In the buildup to the US War of Independence, “Committees of Safety” were organized in the colonial state to form shadow governments for the independence movement. These committees (our councils, as a few were named) had, among other tasks, the responsibility of sourcing arms for the local militia forces. This was done both by purchasing arms available at the time from gunsmiths, commercial dealers, and private individuals and also by contracting with gunsmiths to manufacture guns specifically for the council or committee. Typically these guns were not specially marked – there was no particular reason to do so – and as a result they are very difficult to authenticate today. A Revolutionary War weapon could have been anything available at the time.

One notable exception is an order placed by the Maryland Council of Safety. They ordered quite a lot of guns from area manufacturers, including a batch of 500 pistols. In addition, they hired an inspector to verify the quality of the finished guns, and mark them. The inspector was named Thomas Ewing, and his marking looked rather like a tulip. Records about the guns he oversaw and marked remain in existence, and allow them to be identified – including this one, a single-shot flintlock pistol with Ewing’s mark.

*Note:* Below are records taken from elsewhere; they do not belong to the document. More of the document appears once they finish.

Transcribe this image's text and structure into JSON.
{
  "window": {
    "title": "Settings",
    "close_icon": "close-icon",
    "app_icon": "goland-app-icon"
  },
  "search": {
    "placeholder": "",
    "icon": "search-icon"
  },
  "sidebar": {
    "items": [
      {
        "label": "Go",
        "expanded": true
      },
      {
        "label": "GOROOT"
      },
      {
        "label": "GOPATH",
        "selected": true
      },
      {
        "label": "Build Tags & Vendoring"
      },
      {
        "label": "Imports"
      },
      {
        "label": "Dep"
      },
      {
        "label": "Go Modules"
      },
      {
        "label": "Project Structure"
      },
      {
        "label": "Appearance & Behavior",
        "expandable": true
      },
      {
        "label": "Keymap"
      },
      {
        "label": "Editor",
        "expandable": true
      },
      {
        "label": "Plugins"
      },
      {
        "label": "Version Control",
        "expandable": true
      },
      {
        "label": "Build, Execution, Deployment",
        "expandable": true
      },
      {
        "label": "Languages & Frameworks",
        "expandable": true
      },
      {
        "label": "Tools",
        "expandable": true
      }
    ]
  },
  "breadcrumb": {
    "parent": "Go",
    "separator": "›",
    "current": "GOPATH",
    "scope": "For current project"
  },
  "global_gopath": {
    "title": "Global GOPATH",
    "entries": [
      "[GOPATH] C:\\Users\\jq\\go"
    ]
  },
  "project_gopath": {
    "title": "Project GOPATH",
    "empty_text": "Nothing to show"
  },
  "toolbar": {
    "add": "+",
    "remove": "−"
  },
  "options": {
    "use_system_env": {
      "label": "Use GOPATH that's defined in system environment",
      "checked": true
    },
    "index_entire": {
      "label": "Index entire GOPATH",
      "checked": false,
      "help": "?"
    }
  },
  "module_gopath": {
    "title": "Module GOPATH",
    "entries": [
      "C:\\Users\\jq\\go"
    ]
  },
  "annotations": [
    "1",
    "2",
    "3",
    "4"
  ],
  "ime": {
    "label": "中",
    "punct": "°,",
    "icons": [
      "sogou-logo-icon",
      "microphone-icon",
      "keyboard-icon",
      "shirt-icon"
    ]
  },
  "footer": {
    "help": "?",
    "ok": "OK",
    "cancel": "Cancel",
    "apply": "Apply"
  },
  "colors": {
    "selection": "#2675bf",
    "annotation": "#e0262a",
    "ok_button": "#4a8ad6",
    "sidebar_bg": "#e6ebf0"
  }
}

  1. Living on the southwest side of Baltimore, this it particularly interesting to me! As you might know, MD was really the first Southern state captured in the war of Northern aggression. Baltimore was very Southern and controlled Maryland. The Baltimore Riots of 1861 was only a few days after Sumter and were citizens tried to stop Union Troops moving through Baltimore. We still have Federal Hill, the place where the Union camped during the war to keep Baltimore under threat if the state tried to leave the Union. They also locked up many of the leaders in Maryland to make sure the South could not leave the union leaving DC surrounded by the Confederacy. Its a great piece of history there. I wish I had a spare $55K to buy it! I am only about $54.5K short.

  2. as a Canadian reader I feel I should point out, you didn’t drive the British out of North America, you drove them out of Thirteen of the fifteen colonies on North America. you tried to drive them out of upper and lower Canada as well, that didn’t go as you hoped.

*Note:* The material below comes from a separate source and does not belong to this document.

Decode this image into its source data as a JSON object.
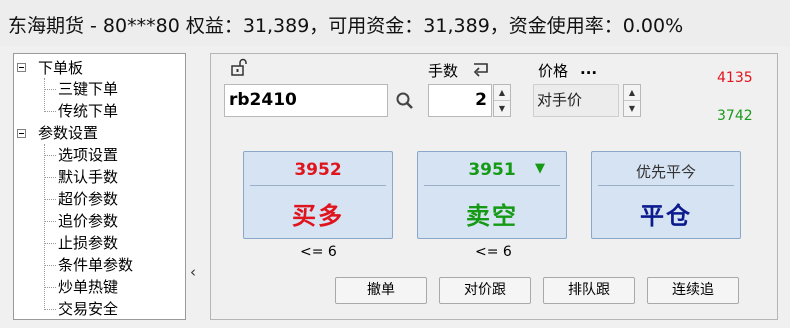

  3. It’s amazing that such a rare piece of history has survived in such remarkable condition for nearly 240 years. Great find. It is, in form, remarkably similar to the more common British service pistols of the era, so one should always be aware of the potential for fakery with these items. I am not criticizing this particular piece, because I am sure that RIA has done their homework, but, there are a number of fake American martial flintlocks in circulation, with the North and Cheney pistols converted from common French Model 1777 pistols being turned out by what was almost a cottage industry in the late 19th and early 20th century, sort of like Wyndom-Matson in Philip K Dick’s “The Man in the High Castle”. With 50+ years of patina and provenance, many of these have assumed the mantle of “authentic.” As always, “caveat emptor.”

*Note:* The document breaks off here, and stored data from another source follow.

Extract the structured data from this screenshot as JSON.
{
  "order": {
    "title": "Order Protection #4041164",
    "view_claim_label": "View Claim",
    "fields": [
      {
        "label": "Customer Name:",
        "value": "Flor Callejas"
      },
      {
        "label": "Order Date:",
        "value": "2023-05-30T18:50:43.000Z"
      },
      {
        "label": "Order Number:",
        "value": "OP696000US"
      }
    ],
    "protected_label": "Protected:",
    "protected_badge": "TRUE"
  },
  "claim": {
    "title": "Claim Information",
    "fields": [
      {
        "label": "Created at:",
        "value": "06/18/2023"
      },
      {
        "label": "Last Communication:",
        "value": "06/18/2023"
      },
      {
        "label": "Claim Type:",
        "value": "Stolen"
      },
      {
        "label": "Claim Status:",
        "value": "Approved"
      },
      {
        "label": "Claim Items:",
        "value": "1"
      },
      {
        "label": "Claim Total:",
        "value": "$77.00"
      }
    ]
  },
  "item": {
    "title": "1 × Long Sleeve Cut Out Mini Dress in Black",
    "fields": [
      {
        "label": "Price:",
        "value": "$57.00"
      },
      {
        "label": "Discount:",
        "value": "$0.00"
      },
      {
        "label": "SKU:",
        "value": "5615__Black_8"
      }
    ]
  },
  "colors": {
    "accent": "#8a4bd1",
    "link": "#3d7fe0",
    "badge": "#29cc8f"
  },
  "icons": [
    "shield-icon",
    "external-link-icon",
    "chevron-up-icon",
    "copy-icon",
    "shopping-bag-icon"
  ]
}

    • Yes, caveat emptor indeed for guns claiming this sort of provenance. If I had found any evidence that made me question its authenticity I would not have done the video, but I’m certainly not an expert on authenticating this type of thing.

      • Ian,
        I obviously trust your objectivity, and also trust RIA as vetting this pistol as thoroughly as possible. Quite frankly, this is something I would love to have and would feel confident that it is what it is purported to be. Still, early American firearms with Revolutionary provenance have been a ripe field for fakery due to the rarity of both guns and records, as well as the associated value. The real problem with these types of fakes is threefold:
        First, these pistols were handmade, and thus variations in uniformity within the same model can easily be explained away.
        Second, many of these fakes were minor alterations of already antique arms, so the materials, patinas and wear marks show genuine age.
        Third, many of these fakes were created nearly a century ago by master craftsmen, and the presence of these arms in long-established collections gives them additional provenance.
        Also, there is the collectors’ desire for these things to be real. I love the thought that something of such historical significance to our nation has survived intact, and I know that I would be absolutely giddy at just being able to handle such a piece. But I, and people far more knowledgeable than me have been burned by such things, so it pays to be careful.
        That being said, I would bet a five-figured sum that this is the genuine article, due to the reputation of the seller.